Ein Bauzaun trennt abgestellte Fahrzeuge vom Lager für die Möbel. Bald schon wird der Bauzaun verschoben werden zugunsten der Autos. Der Mitarbeitertisch muss zur Hallenmitte hin getragen werden, um dann bis zum Jahresende ganz aus der Lagerhalle zu verschwinden. Zur Verfügung gestellt hat sie die Felten Personalservice GmbH. Das Unternehmen wollte einen Beitrag leisten zur Linderung der Flüchtlingsnot. Von Anfang an war klar, dass VCS und Stadt nur Nutzer auf Zeit sein werden. Jetzt macht ein lautstarkes Hämmern und Bohren deutlich, dass hier neben Abstellflächen für Autos auch Mitarbeiterbüros entstehen.
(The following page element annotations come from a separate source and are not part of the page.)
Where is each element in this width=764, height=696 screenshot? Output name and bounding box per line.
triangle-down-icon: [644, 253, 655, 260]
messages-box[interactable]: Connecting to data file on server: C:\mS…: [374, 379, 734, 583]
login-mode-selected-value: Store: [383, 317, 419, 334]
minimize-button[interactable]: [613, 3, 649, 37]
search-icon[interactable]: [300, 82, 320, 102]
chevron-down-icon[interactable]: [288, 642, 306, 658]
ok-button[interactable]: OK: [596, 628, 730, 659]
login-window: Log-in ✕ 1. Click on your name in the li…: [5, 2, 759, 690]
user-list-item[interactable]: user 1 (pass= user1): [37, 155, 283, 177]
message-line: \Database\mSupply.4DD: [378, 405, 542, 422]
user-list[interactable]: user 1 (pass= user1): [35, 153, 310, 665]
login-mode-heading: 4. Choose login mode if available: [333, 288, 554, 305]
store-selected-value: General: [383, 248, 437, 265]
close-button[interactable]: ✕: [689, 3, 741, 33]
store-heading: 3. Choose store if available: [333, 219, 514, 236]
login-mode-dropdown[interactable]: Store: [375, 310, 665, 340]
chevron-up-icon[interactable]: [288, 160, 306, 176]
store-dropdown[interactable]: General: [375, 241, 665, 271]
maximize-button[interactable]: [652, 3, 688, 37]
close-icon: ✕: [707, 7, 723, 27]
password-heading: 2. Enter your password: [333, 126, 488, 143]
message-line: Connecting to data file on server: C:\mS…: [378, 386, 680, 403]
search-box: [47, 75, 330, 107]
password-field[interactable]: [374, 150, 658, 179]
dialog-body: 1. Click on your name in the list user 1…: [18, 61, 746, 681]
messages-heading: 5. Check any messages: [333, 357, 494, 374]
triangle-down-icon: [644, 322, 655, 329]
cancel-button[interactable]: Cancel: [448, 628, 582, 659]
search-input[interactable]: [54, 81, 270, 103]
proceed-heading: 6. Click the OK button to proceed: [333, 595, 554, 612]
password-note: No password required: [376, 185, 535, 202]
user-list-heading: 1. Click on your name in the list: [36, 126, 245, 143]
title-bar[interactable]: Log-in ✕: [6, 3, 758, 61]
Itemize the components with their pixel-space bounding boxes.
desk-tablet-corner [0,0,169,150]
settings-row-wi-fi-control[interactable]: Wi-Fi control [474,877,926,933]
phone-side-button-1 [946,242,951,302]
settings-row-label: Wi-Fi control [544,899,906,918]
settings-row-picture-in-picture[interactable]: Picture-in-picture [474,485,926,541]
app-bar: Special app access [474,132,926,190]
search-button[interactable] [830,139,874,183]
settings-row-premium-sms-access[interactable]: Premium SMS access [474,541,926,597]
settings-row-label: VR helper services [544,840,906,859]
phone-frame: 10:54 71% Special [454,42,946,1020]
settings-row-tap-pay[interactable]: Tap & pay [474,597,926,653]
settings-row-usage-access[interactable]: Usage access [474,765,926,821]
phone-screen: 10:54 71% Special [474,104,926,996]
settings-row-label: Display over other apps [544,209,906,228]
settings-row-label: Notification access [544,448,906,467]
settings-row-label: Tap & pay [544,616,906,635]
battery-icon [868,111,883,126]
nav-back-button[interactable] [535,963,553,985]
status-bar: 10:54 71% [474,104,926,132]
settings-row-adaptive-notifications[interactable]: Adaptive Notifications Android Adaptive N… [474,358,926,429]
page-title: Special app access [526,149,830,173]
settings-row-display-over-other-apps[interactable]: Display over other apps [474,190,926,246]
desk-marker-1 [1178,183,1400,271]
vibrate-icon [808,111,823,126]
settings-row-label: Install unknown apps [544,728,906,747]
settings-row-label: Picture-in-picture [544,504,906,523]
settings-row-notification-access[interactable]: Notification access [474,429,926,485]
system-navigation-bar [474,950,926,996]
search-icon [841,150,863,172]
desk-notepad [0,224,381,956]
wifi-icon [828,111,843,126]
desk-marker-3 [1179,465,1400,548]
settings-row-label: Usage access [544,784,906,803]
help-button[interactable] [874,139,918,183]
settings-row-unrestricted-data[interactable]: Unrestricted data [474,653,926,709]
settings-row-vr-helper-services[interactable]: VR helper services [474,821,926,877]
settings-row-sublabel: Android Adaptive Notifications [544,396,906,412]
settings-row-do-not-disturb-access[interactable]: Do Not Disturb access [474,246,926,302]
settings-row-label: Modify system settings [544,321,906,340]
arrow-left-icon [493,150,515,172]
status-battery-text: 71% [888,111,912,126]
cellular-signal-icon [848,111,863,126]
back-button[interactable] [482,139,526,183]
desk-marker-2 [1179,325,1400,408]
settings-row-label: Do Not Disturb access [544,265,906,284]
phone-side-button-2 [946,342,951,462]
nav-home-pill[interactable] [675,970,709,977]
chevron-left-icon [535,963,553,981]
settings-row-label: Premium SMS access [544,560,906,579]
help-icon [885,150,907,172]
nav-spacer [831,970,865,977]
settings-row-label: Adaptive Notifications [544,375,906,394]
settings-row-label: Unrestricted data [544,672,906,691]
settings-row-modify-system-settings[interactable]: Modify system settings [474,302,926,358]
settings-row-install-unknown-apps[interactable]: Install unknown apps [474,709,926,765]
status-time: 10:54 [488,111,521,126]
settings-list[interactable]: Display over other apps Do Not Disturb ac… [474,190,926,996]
Nicht alles, was bei hilfsbereiten Herdeckern abgeholt wird, findet im Lager auch einen Abnehmer. Dann geht eine letzte Fahrt zum Wertstoffhof von AHE. Ein kleiner Hänger steht voll bepackt mit Stühlen und Kommödchen abfahrbereit in der Nähe des großen Tors. Ein kurzer Anruf zur Ankündigung der Lieferung ist vereinbart. Zahlen müssen VCS und Stadt nichts. Der Entsorger will ebenfalls einen Beitrag leisten, wenn Menschen auf der Flucht vor Krieg und Hunger in Herdecke Zuflucht suchen.

Bald muss der Hänger an einem anderen Ort beladen werden. Die Organisatoren sind dringend auf der Suche nach dem neuen Lager. 100 bis 200 qm groß sollte es sein, sagt Barbara Degenhardt-Schumacher (02330/7600) über ihre Wunschvorstellungen. An einer weiteren Stelle drückt der Schuh: Für das Einsammel- und Abliefer-Team werden Mitarbeiter gesucht.

Nicht alles, was auf dem Hallenboden steht oder in den Regalen lagert, hat eine Fahrt mit dem Convivo-Fahrzeug hinter sich. Oft bringen die Helfer etwas mit zu ihrem Einsatz. Nachbarn oder Freunde haben sie als Boten genutzt. Für die „schweren“ Fälle wird aber gerade wieder ein Team eingeteilt. Siegfried Reitz wird sich auf den Weg machen. Außer ihm werden zwei Männer aus der Ukraine anpacken. So schnell kann Hilfe für Geflüchtete zur Selbsthilfe werden.